We also add that strained relationship between petitioner and the private respondents cannot be disregarded in this case. It is plain that petitioner’s appointment was extended to her by her husband without consultation with or approval of the school board.  Although the appointment was tolerated to accommodate her husband who was then president of the College, the private respondents nevertheless considered it as a private arrangement between husband and wife. In fact, when petitioner filed the present complaint, private respondents impleaded her husband as a third-party defendant.  Under these circumstances, her continued stay in the College would remain a nettlesome issue. Resentment and antipathy towards her and her husband would ensue and would not contribute to a harmonious employer-employee relationship and ultimately to the welfare of the school.

We agree with public respondent that it is the private respondents’ prerogative (through its board of directors which exercises corporate powers and conducts its business affairs) to decide on the qualifications of petitioner and dismiss her if she does not meet the requirements laid down by the rules and regulations.

However, due process was clearly not fully observed in petitioner’s dismissal. It is settled that the twin requirements of due process, i.e., notice and hearing are mandatory[9] and constitute a sine qua non for the valid dismissal of an employee. In the present case, while there was notice to petitioner, no hearing was conducted.  However, petitioner’s lack of qualification to be Head of the Pre-Elementary and Elementary Department for want of a master’s degree in Education is quite clear thereby warranting her termination as Department Head.

On the foregoing premises, we hold that the public respondent did not commit grave abuse of discretion in promulgating the assailed decision and resolution.

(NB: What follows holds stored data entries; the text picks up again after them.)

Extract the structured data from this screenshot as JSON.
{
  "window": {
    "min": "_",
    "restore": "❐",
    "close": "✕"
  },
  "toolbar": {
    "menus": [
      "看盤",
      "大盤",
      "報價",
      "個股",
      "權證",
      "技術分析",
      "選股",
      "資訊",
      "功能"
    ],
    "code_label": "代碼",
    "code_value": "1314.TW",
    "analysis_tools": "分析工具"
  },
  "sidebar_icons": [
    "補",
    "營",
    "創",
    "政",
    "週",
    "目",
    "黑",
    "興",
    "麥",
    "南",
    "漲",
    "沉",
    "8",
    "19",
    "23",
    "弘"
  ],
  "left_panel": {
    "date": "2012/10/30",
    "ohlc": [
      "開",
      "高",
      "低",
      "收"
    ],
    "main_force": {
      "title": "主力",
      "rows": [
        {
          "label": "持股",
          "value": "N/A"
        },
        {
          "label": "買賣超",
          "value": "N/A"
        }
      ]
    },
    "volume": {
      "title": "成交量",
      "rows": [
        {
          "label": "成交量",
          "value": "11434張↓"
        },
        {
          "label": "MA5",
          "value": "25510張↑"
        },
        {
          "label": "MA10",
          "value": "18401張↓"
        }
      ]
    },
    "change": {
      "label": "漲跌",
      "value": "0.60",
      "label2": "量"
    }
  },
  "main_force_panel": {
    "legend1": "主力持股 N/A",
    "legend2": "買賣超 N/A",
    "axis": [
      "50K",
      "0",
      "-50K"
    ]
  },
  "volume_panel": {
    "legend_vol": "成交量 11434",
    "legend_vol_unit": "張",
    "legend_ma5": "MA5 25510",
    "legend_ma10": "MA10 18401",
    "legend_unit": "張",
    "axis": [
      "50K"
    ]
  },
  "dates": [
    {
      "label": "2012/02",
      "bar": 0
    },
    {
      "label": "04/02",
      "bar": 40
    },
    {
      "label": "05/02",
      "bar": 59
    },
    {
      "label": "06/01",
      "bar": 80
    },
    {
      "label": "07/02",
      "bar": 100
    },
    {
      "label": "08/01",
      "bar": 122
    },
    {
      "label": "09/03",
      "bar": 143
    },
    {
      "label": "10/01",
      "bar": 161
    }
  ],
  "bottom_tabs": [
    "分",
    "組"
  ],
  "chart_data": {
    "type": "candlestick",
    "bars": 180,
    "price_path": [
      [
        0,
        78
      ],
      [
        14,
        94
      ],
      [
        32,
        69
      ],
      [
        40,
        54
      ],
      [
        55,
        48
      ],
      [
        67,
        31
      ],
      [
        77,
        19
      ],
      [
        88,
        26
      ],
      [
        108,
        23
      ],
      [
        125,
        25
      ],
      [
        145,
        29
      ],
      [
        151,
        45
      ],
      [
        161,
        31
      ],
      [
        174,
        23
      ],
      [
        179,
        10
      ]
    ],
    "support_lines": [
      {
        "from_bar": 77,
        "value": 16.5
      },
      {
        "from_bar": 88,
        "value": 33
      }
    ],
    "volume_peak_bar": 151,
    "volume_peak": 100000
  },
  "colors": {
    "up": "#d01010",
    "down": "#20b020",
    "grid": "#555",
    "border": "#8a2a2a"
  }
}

WHEREFORE, the decision dated 3 August 1993 of respondent NLRC (as amended by its resolution of 20 December 1993) is hereby AFFIRMED.

Costs against petitioner.

SO ORDERED.

Bellosillo, Vitug, Kapunan, and Hermosisima, Jr., JJ., concur.


[1]
Annex "B" of Petition, Rollo, pp. 44-61.

[2] Annex "A", Id., pp. 27-42.

[3] Annex "C", Id., pp. 55-58.

[4] Annex "A", p. 4; pp. 6-7.

[5]  Annex "B", pp. 8-9.

[6]  Annex "C", Id., p. 3, Rollo, pp. 56-57.

[7] Loadstar Shipping Co., Inc. vs. Gallo, 229 SCRA 654; Sta. Fe Construction Co. vs. National Labor Relations Commission, 230 SCRA 593.

[8] Blancaflor v. NLRC, 218 SCRA 366, La Sallette of Santiago. Inc. vs. NLRC, 195 SCRA 80.

[9] Radio Communication of the Philippines, Inc. v. NLRC, No. 102958,25 June 1993,223 SCRA 656.